血盟可能也有介入,因为血衣侯白亦飞被蛊惑转化为了逆种!
四个案件名称并列,其下罗列着动机、过程、结果、关键点。烛火摇曳,将宣纸上的字映照得忽明忽暗,仿佛每一个字都沾染着血腥与阴谋。
众人凝视着宣纸,沉默良久,各自消化着这些信息。
郑大富咂咂嘴:“啧…这么一看,玄真子这老小子,干的还真都是捅破天的大事!毒杀皇帝、锁龙炼傀、毁堤淹田、屠戮侯府…哪一桩都是够砍一百次头的!”
陈淮安沉吟道:“红丸案针对先帝,锁龙案针对龙脉,镇河铁牛案针对水脉殃及皇子,血衣侯案针对军方重臣…这…”

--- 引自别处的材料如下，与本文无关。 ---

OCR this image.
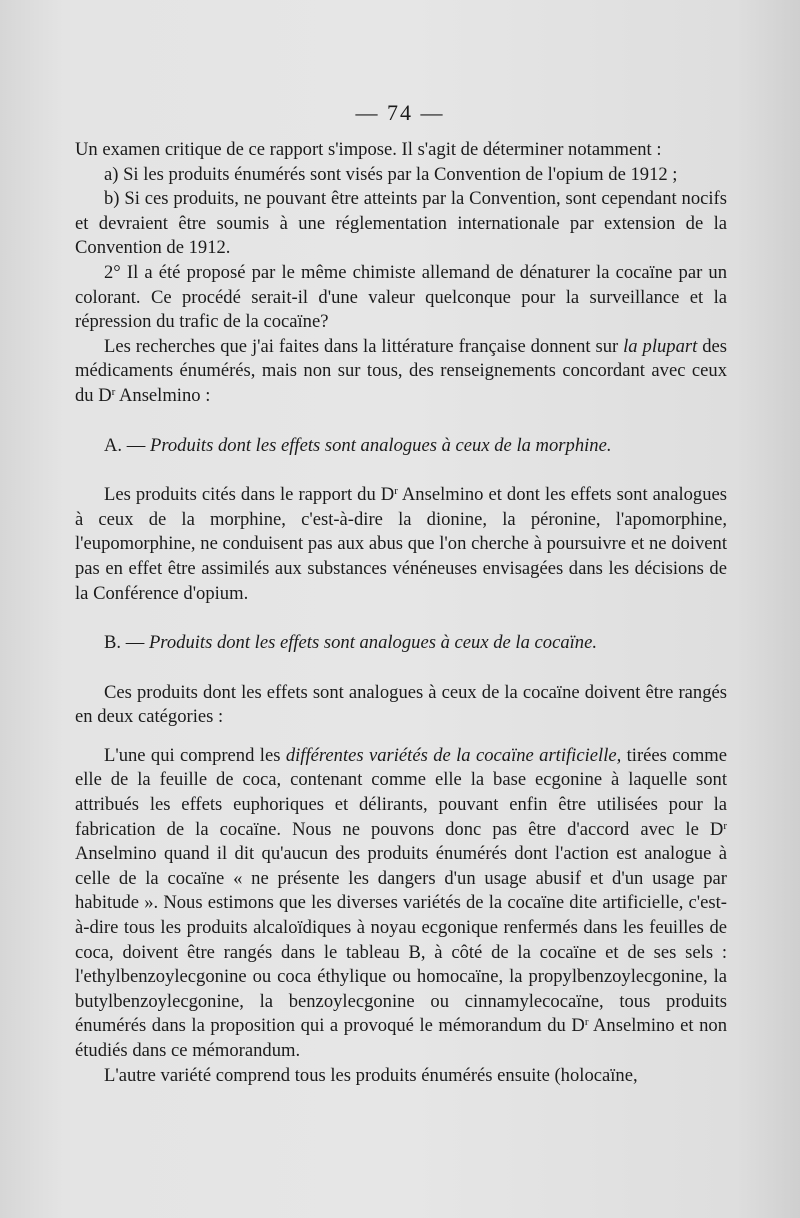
— 74 —

Un examen critique de ce rapport s'impose. Il s'agit de déterminer notamment :

a) Si les produits énumérés sont visés par la Convention de l'opium de 1912 ;

b) Si ces produits, ne pouvant être atteints par la Convention, sont cependant nocifs et devraient être soumis à une réglementation internationale par extension de la Convention de 1912.

2° Il a été proposé par le même chimiste allemand de dénaturer la cocaïne par un colorant. Ce procédé serait-il d'une valeur quelconque pour la surveillance et la répression du trafic de la cocaïne?

Les recherches que j'ai faites dans la littérature française donnent sur la plupart des médicaments énumérés, mais non sur tous, des renseignements concordant avec ceux du $D^r$ Anselmino :

A. — Produits dont les effets sont analogues à ceux de la morphine.

Les produits cités dans le rapport du $D^r$ Anselmino et dont les effets sont analogues à ceux de la morphine, c'est-à-dire la dionine, la péronine, l'apomorphine, l'eupomorphine, ne conduisent pas aux abus que l'on cherche à poursuivre et ne doivent pas en effet être assimilés aux substances vénéneuses envisagées dans les décisions de la Conférence d'opium.

B. — Produits dont les effets sont analogues à ceux de la cocaïne.

Ces produits dont les effets sont analogues à ceux de la cocaïne doivent être rangés en deux catégories :

L'une qui comprend les différentes variétés de la cocaïne artificielle, tirées comme elle de la feuille de coca, contenant comme elle la base ecgonine à laquelle sont attribués les effets euphoriques et délirants, pouvant enfin être utilisées pour la fabrication de la cocaïne. Nous ne pouvons donc pas être d'accord avec le $D^r$ Anselmino quand il dit qu'aucun des produits énumérés dont l'action est analogue à celle de la cocaïne « ne présente les dangers d'un usage abusif et d'un usage par habitude ». Nous estimons que les diverses variétés de la cocaïne dite artificielle, c'est-à-dire tous les produits alcaloïdiques à noyau ecgonique renfermés dans les feuilles de coca, doivent être rangés dans le tableau B, à côté de la cocaïne et de ses sels : l'ethylbenzoylecgonine ou coca éthylique ou homocaïne, la propylbenzoylecgonine, la butylbenzoylecgonine, la benzoylecgonine ou cinnamylecocaïne, tous produits énumérés dans la proposition qui a provoqué le mémorandum du $D^r$ Anselmino et non étudiés dans ce mémorandum.

L'autre variété comprend tous les produits énumérés ensuite (holocaïne,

忽然,杜甫猛地抬起头,眼中闪过一丝难以置信的光芒,他指着线索,声音因激动而有些发颤:“等…等等!诸位请看!这四桩案子…看似动机各异,对象不同,但…但它们有一个共同点!”
“共同点?”众人目光瞬间聚焦于他。
“你们看!”杜甫快步上前,手指依次点过四个案件的结果栏,“红丸案——先帝身亡!镇河铁牛案——数位皇子罹难!血衣侯案——军方柱石倒塌!就连那锁龙案,虽未直接伤人,但其目标亦是王朝根基所在的龙脉之气!”
他深吸一口气,目光扫过众人,一字一句道:“这些案件,无论其直接执行者玄真子自称的动机为何,其最终造成的结果,都指向了同一个目标——削弱、打击、乃至颠覆前朝皇室!”
一语惊醒梦中人!
书房内一片寂静,只剩下蜡烛燃烧的噼啪声。
李昭然瞳孔骤缩,死死盯着宣纸。陈淮安倒吸一口凉气。清风小道童拂尘一抖,面露惊容。郑大富张大了嘴巴,半晌才喃喃道:“…胖爷我的老天…好像…还真是这样!”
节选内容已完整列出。